Porsche has restored one of the first-ever 911s to display at its company museum in Stuttgart.
The 1964 car was found in a barn by a German TV channel, before being painstakingly restored by Porsche‘s mechanics, but eagle-eyed readers will notice a strange anomaly with the restoration. Although the car is clearly a 911, the identification plates bear the number 901.
That’s because the 911 was originally sold as the 901, but the name was changed after just a few weeks because of a trademark dispute.
Only a handful of 901-badged cars left Porsche’s factory, and this Signal Red example, which carries the chassis number 300 057, is one of them.
Porsche was alerted to the car’s existence in 2014, when a TV crew from German channel RTL2 happened across a long-lost collection of ‘barn finds’. The crew had the presence of mind to call the Porsche Museum, telling the manager of the classic car collection, Alexander Klein, the car’s chassis number.
“The penny dropped,” he said, and the museum took the car in for restoration.
The project began with complete disassembly of the vehicle, stripping it down to its components and trying to save as many as possible.

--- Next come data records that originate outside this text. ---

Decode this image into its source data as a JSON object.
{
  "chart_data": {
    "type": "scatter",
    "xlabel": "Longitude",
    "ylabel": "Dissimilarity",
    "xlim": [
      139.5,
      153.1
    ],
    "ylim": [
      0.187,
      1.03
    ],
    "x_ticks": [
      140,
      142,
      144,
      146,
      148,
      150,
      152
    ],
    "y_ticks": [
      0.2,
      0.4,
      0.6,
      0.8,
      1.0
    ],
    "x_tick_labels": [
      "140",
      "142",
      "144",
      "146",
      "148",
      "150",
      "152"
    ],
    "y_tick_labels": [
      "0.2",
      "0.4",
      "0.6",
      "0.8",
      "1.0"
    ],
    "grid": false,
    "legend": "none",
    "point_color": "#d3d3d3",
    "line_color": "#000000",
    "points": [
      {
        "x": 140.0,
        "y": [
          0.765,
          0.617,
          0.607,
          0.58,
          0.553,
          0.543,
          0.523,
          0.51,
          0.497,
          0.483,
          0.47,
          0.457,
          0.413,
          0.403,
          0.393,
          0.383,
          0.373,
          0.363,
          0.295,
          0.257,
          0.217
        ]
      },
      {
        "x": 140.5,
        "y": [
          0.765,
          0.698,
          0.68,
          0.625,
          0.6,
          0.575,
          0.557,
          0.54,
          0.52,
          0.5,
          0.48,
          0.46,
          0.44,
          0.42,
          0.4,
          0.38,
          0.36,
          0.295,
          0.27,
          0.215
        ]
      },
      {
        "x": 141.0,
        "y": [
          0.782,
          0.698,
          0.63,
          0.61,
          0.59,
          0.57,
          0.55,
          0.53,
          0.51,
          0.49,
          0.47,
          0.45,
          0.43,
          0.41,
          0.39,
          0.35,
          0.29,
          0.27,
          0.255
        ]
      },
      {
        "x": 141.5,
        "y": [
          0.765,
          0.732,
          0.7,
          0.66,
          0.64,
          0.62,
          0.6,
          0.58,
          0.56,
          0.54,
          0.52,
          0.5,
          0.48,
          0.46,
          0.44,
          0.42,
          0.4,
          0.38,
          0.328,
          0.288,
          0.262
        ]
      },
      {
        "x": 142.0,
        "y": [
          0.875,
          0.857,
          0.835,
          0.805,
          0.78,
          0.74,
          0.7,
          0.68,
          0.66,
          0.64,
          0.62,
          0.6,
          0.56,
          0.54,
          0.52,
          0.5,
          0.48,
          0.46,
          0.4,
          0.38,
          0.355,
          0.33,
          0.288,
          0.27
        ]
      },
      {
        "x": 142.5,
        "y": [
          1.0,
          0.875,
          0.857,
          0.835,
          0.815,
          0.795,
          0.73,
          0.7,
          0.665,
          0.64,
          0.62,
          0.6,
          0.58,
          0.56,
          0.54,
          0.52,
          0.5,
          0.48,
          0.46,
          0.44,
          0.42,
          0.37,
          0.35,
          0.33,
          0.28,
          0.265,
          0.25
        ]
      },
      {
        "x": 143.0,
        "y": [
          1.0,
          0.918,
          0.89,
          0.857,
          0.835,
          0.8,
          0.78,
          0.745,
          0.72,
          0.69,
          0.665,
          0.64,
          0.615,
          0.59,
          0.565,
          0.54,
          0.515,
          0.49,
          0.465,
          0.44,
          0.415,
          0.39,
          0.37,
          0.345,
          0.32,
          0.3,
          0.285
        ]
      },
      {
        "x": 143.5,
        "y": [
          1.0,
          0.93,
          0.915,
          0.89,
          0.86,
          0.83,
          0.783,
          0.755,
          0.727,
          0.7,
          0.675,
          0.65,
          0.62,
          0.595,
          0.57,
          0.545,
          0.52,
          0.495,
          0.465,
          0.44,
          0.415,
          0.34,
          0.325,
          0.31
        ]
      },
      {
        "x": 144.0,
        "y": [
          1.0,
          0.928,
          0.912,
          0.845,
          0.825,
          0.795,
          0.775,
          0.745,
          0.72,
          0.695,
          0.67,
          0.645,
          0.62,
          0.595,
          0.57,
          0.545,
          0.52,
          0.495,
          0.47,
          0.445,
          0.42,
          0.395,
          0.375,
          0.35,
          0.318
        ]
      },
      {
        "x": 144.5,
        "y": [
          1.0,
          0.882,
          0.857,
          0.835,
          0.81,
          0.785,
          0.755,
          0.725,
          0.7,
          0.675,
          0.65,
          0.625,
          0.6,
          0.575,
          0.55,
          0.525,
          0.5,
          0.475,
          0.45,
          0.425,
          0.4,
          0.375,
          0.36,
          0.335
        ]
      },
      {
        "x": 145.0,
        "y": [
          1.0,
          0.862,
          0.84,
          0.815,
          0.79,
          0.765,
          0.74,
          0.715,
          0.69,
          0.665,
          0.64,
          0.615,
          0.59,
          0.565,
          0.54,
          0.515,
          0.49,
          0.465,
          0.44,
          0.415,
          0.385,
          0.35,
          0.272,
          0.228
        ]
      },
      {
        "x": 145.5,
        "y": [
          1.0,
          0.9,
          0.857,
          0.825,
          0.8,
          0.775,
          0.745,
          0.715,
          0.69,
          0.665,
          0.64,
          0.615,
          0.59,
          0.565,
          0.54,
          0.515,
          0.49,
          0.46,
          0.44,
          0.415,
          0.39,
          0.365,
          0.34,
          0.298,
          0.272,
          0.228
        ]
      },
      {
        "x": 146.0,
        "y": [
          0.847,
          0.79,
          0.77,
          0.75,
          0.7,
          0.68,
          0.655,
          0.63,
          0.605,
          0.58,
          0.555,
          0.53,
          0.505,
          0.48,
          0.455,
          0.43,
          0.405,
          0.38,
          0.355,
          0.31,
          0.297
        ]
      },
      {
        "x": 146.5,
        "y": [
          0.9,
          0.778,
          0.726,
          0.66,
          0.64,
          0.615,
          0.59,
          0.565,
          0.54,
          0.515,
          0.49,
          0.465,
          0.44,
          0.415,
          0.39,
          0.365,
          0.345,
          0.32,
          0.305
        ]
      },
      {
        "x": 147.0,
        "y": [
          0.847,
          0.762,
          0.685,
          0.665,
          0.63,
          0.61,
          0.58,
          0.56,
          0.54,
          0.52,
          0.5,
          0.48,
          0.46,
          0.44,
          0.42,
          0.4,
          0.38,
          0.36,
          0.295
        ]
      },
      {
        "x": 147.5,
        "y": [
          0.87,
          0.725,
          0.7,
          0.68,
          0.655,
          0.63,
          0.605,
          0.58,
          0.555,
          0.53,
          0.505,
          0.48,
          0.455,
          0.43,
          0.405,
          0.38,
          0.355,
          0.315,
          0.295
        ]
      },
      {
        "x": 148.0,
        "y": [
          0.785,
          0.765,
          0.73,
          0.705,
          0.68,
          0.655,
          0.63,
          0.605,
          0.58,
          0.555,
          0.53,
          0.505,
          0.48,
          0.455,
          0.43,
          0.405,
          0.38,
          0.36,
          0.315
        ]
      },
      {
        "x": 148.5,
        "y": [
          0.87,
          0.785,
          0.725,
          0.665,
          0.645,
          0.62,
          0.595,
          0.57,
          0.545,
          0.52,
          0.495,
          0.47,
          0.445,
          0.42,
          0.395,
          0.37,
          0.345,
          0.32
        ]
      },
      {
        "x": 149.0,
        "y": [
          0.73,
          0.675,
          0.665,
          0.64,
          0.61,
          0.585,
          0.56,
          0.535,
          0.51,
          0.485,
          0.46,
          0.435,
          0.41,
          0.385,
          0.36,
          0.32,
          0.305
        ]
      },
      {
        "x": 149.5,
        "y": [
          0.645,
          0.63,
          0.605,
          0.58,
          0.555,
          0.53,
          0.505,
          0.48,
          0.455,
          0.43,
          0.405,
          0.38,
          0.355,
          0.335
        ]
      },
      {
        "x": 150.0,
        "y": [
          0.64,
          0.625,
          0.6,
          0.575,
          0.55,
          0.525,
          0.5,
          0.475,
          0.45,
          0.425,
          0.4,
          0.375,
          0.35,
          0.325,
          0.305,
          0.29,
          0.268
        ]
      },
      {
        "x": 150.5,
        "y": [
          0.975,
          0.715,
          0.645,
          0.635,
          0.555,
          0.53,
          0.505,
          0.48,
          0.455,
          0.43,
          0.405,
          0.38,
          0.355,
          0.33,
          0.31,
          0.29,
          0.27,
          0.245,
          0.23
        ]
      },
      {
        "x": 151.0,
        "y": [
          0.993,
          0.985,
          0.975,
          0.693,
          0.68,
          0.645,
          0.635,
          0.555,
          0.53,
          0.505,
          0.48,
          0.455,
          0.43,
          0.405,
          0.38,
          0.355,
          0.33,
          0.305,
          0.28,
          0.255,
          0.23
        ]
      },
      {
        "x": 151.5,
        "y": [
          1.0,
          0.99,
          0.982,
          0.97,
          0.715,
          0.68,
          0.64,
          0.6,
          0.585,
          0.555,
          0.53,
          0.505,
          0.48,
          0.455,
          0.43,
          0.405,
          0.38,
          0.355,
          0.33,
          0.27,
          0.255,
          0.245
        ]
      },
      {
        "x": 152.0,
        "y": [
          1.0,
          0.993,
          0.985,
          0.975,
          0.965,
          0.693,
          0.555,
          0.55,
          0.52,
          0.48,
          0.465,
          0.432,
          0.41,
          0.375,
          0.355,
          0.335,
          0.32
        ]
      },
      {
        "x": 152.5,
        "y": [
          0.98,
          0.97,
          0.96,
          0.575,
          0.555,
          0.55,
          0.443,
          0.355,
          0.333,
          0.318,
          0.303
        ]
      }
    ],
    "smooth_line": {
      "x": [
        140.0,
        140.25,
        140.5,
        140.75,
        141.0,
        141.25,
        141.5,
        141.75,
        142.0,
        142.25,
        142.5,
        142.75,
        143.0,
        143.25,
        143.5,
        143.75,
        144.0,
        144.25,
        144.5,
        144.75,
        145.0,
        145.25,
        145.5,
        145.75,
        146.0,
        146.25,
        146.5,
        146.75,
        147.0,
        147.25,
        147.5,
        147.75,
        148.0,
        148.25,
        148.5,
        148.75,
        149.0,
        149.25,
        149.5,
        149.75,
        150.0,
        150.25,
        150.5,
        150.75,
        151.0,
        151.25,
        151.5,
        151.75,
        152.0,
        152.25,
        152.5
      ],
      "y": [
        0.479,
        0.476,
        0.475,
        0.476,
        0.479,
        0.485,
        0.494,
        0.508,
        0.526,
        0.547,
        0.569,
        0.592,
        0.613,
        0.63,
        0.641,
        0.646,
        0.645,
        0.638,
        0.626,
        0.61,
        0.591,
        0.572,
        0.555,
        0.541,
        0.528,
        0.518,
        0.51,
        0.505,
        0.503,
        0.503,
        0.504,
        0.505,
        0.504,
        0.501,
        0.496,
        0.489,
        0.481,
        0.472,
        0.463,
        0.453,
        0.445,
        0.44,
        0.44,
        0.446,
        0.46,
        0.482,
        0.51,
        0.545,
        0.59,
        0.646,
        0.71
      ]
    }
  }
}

Kuno Werner, head of the Porsche Museum workshop, said the car’s unique nature made such conservation vital, and even parts that could not be repaired were saved as samples.
“Many of the features only included in the very first models have been preserved in the car,” he pointed out.
The bodywork had fared surprisingly well, with more than half of it being saved, while spares came from a 1965 donor car.
Under the skin, the engine is partly original, retaining its cylinder heads and one of its camshafts, but several new parts were made to restore it to full working order.
Now, the car has been rebuilt and returned to the road, before being placed in the Porsche Museum, Stuttgart, for visitors to see.